On Being Debtless
In [THAG 255] there is the very interesting point to be found in these verses of Angulimala, a fierce bandit/murderer who was converted by Gotama, that is the statement:
[882.] Me who had wrought such direful deeds,
Fast going to my place of doom,
Me all that doing's aftermath,
Hath touched e'en here — and freed from debt
Now take I my allotted share.
We hear throughout the suttas the statement being made by newly-become Arahants that their debt is paid or that they are debtless.
This is a statement that they have become Arahant, and also that they have brought kamma to an end — that is, insofar as identified-with personal experience is concerned.
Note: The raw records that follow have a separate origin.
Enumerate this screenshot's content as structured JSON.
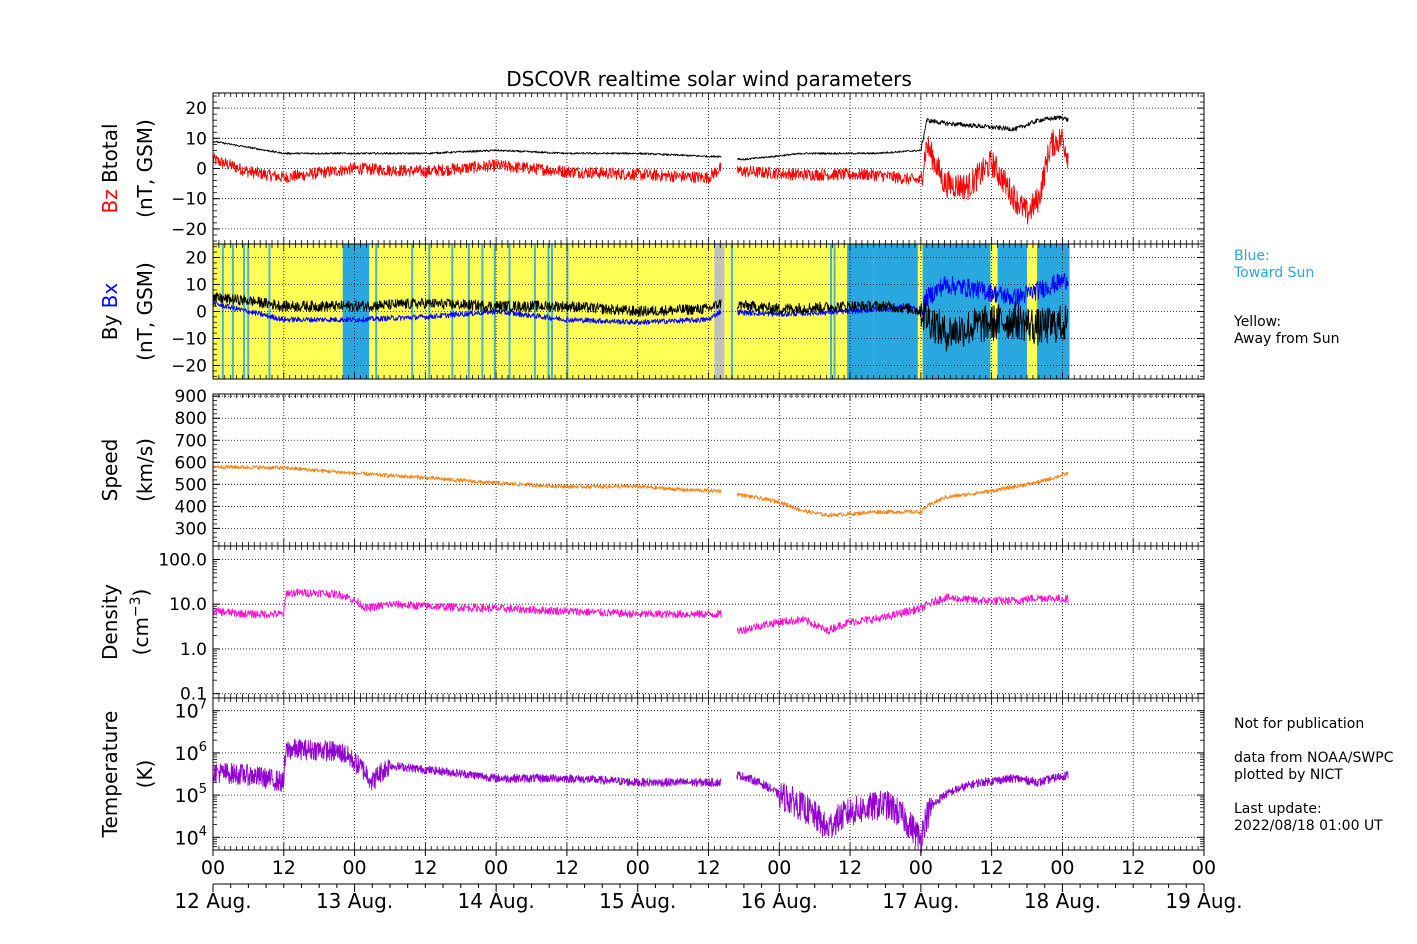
{
  "title": "DSCOVR realtime solar wind parameters",
  "panels": {
    "mag": {
      "label_bz": "Bz",
      "label_btotal": "Btotal",
      "unit": "(nT, GSM)",
      "bz_color": "#ff0000",
      "bt_color": "#000000",
      "yticks": [
        "20",
        "10",
        "0",
        "−10",
        "−20"
      ]
    },
    "bxby": {
      "label_bx": "Bx",
      "label_by": "By",
      "unit": "(nT, GSM)",
      "bx_color": "#0000ff",
      "by_color": "#000000",
      "yticks": [
        "20",
        "10",
        "0",
        "−10",
        "−20"
      ]
    },
    "speed": {
      "label": "Speed",
      "unit": "(km/s)",
      "color": "#ff7f0e",
      "yticks": [
        "900",
        "800",
        "700",
        "600",
        "500",
        "400",
        "300"
      ]
    },
    "density": {
      "label": "Density",
      "unit_main": "(cm",
      "unit_sup": "−3",
      "unit_end": ")",
      "color": "#ff10d0",
      "yticks": [
        "100.0",
        "10.0",
        "1.0",
        "0.1"
      ]
    },
    "temperature": {
      "label": "Temperature",
      "unit": "(K)",
      "color": "#9400d3",
      "ytick_base": "10",
      "ytick_exps": [
        "7",
        "6",
        "5",
        "4"
      ]
    }
  },
  "xaxis": {
    "ticks": [
      "00",
      "12",
      "00",
      "12",
      "00",
      "12",
      "00",
      "12",
      "00",
      "12",
      "00",
      "12",
      "00",
      "12",
      "00"
    ],
    "dates": [
      "12 Aug.",
      "13 Aug.",
      "14 Aug.",
      "15 Aug.",
      "16 Aug.",
      "17 Aug.",
      "18 Aug.",
      "19 Aug."
    ]
  },
  "legend_sector": {
    "blue_title": "Blue:",
    "blue_desc": "Toward Sun",
    "yellow_title": "Yellow:",
    "yellow_desc": "Away from Sun",
    "toward_color": "#29a8e0",
    "away_color": "#ffff55",
    "gap_color": "#c0c0c0"
  },
  "notes": {
    "not_for_pub": "Not for publication",
    "data_from": "data from NOAA/SWPC",
    "plotted_by": "plotted by NICT",
    "last_update_label": "Last update:",
    "last_update": "2022/08/18 01:00 UT"
  },
  "chart_data": [
    {
      "type": "line",
      "title": "DSCOVR realtime solar wind parameters",
      "xlabel": "",
      "ylabel": "Bz Btotal (nT, GSM)",
      "x_unit": "hours since 12 Aug. 00 UT",
      "xlim": [
        0,
        168
      ],
      "ylim": [
        -25,
        25
      ],
      "series": [
        {
          "name": "Btotal",
          "x": [
            0,
            6,
            12,
            24,
            36,
            48,
            60,
            72,
            84,
            86,
            90,
            100,
            112,
            120,
            121,
            124,
            130,
            136,
            140,
            144,
            145
          ],
          "y": [
            9,
            7,
            5,
            5,
            5,
            6,
            5,
            5,
            4,
            4,
            3,
            5,
            5,
            6,
            16,
            15,
            14,
            13,
            16,
            17,
            16
          ]
        },
        {
          "name": "Bz",
          "x": [
            0,
            6,
            12,
            24,
            36,
            48,
            60,
            72,
            84,
            86,
            90,
            100,
            112,
            120,
            121,
            124,
            128,
            132,
            136,
            138,
            140,
            142,
            144,
            145
          ],
          "y": [
            3,
            -1,
            -3,
            0,
            -1,
            1,
            -1,
            -2,
            -3,
            0,
            -1,
            -2,
            -2,
            -4,
            8,
            -5,
            -6,
            2,
            -10,
            -15,
            -10,
            8,
            10,
            4
          ]
        }
      ]
    },
    {
      "type": "line",
      "ylabel": "By Bx (nT, GSM)",
      "x_unit": "hours since 12 Aug. 00 UT",
      "xlim": [
        0,
        168
      ],
      "ylim": [
        -25,
        25
      ],
      "series": [
        {
          "name": "Bx",
          "x": [
            0,
            12,
            24,
            36,
            48,
            60,
            72,
            84,
            86,
            96,
            108,
            114,
            118,
            120,
            121,
            124,
            130,
            136,
            140,
            145
          ],
          "y": [
            3,
            -3,
            -3,
            -2,
            0,
            -3,
            -4,
            -3,
            0,
            -1,
            0,
            1,
            2,
            0,
            5,
            10,
            8,
            5,
            8,
            12
          ]
        },
        {
          "name": "By",
          "x": [
            0,
            6,
            12,
            24,
            36,
            48,
            60,
            72,
            84,
            86,
            96,
            108,
            114,
            118,
            120,
            121,
            124,
            130,
            136,
            140,
            145
          ],
          "y": [
            5,
            4,
            2,
            2,
            3,
            2,
            2,
            0,
            1,
            3,
            1,
            2,
            2,
            1,
            0,
            -2,
            -8,
            -5,
            -3,
            -6,
            -4
          ]
        }
      ]
    },
    {
      "type": "line",
      "ylabel": "Speed (km/s)",
      "x_unit": "hours since 12 Aug. 00 UT",
      "xlim": [
        0,
        168
      ],
      "ylim": [
        220,
        910
      ],
      "series": [
        {
          "name": "Speed",
          "x": [
            0,
            12,
            24,
            36,
            48,
            60,
            72,
            80,
            86,
            88,
            96,
            100,
            104,
            108,
            112,
            120,
            121,
            124,
            132,
            136,
            140,
            145
          ],
          "y": [
            580,
            575,
            550,
            530,
            505,
            490,
            490,
            475,
            470,
            460,
            420,
            380,
            360,
            365,
            375,
            375,
            400,
            440,
            470,
            490,
            510,
            550
          ]
        }
      ]
    },
    {
      "type": "line",
      "ylabel": "Density (cm−3)",
      "yscale": "log",
      "x_unit": "hours since 12 Aug. 00 UT",
      "xlim": [
        0,
        168
      ],
      "ylim": [
        0.08,
        200
      ],
      "series": [
        {
          "name": "Density",
          "x": [
            0,
            6,
            12,
            12.5,
            18,
            22,
            26,
            30,
            36,
            48,
            60,
            72,
            86,
            89,
            96,
            100,
            104,
            108,
            114,
            120,
            124,
            130,
            136,
            140,
            145
          ],
          "y": [
            7,
            6,
            6,
            18,
            18,
            16,
            8,
            10,
            9,
            8,
            7,
            6,
            6,
            2.5,
            4,
            4.5,
            2.5,
            4,
            5,
            8,
            14,
            12,
            12,
            14,
            13
          ]
        }
      ]
    },
    {
      "type": "line",
      "ylabel": "Temperature (K)",
      "yscale": "log",
      "x_unit": "hours since 12 Aug. 00 UT",
      "xlim": [
        0,
        168
      ],
      "ylim": [
        5000,
        20000000
      ],
      "series": [
        {
          "name": "Temperature",
          "x": [
            0,
            6,
            12,
            12.5,
            18,
            22,
            24,
            27,
            30,
            36,
            48,
            60,
            72,
            86,
            89,
            96,
            100,
            104,
            108,
            114,
            118,
            120,
            124,
            130,
            136,
            140,
            145
          ],
          "y": [
            350000,
            300000,
            200000,
            1200000,
            1200000,
            1000000,
            600000,
            200000,
            500000,
            400000,
            250000,
            250000,
            200000,
            200000,
            300000,
            100000,
            50000,
            15000,
            40000,
            60000,
            20000,
            8000,
            100000,
            200000,
            250000,
            200000,
            300000
          ]
        }
      ]
    }
  ]
}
Sometimes this happens very quickly, as within half a day. Here we get a tiny glympse of what process has brought about this debtlessness.
It is by way of bringing the mind into contact with that debt, so openeing the mind, so refusing to allow evasion and rationalization of badly done deeds that the experience of the consequences of former deeds are allowed to come forward and vent their full weight and thus expire.
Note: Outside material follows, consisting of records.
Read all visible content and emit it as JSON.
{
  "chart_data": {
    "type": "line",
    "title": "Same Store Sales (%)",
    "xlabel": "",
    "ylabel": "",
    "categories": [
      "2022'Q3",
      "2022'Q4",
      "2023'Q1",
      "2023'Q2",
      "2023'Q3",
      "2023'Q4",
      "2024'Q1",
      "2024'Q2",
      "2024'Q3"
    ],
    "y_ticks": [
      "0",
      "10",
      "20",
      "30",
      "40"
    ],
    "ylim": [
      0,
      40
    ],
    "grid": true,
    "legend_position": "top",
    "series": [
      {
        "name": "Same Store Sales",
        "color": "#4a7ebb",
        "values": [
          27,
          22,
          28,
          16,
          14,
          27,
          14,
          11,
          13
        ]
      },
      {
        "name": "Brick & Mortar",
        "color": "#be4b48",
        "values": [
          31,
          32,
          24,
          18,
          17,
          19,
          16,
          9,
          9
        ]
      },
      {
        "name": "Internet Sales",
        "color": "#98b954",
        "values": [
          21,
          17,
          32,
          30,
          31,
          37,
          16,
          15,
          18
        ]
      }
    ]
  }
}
Seen in the inverse, what is preventing the freedom of Nibbāna is maintaining a guard against experiencing the consequences of former deeds by evasion and rationalization.
In other words, all it requires, to attain Nibbāna is to let that stuff go and ride out whatever storm is the result.
It is also interesting to see in this episode the statement by Gotama to Angulimala that he should 'bear-up'.
Does this tell us that there is still, while the body remains some chance of not bearing up?
Elsewhere we are told that the distinction between the still-living arahant and the ordinary person is that while pain occurs to both, for the arahant there is no anguishing over the pain, no mental suffering.
There is another interesting thing that goes on in this sutta when the Buddha suggests that Angulimala do an 'act of truth' for the woman experiencing difficult labor.
He tells Angulimala to say that from the time he was born he was not aware of having done any harm to any living being.
Angulimala responds by questioning Gotama about how it would be possible for him to say this given his history.
The Buddha then tells him to say that from the time he was born as an Ariyan (Aristocrat) he was not aware of having done any harm to any living being.
One wonders if this were a test of Angulimala. He was not yet Arahant at this point.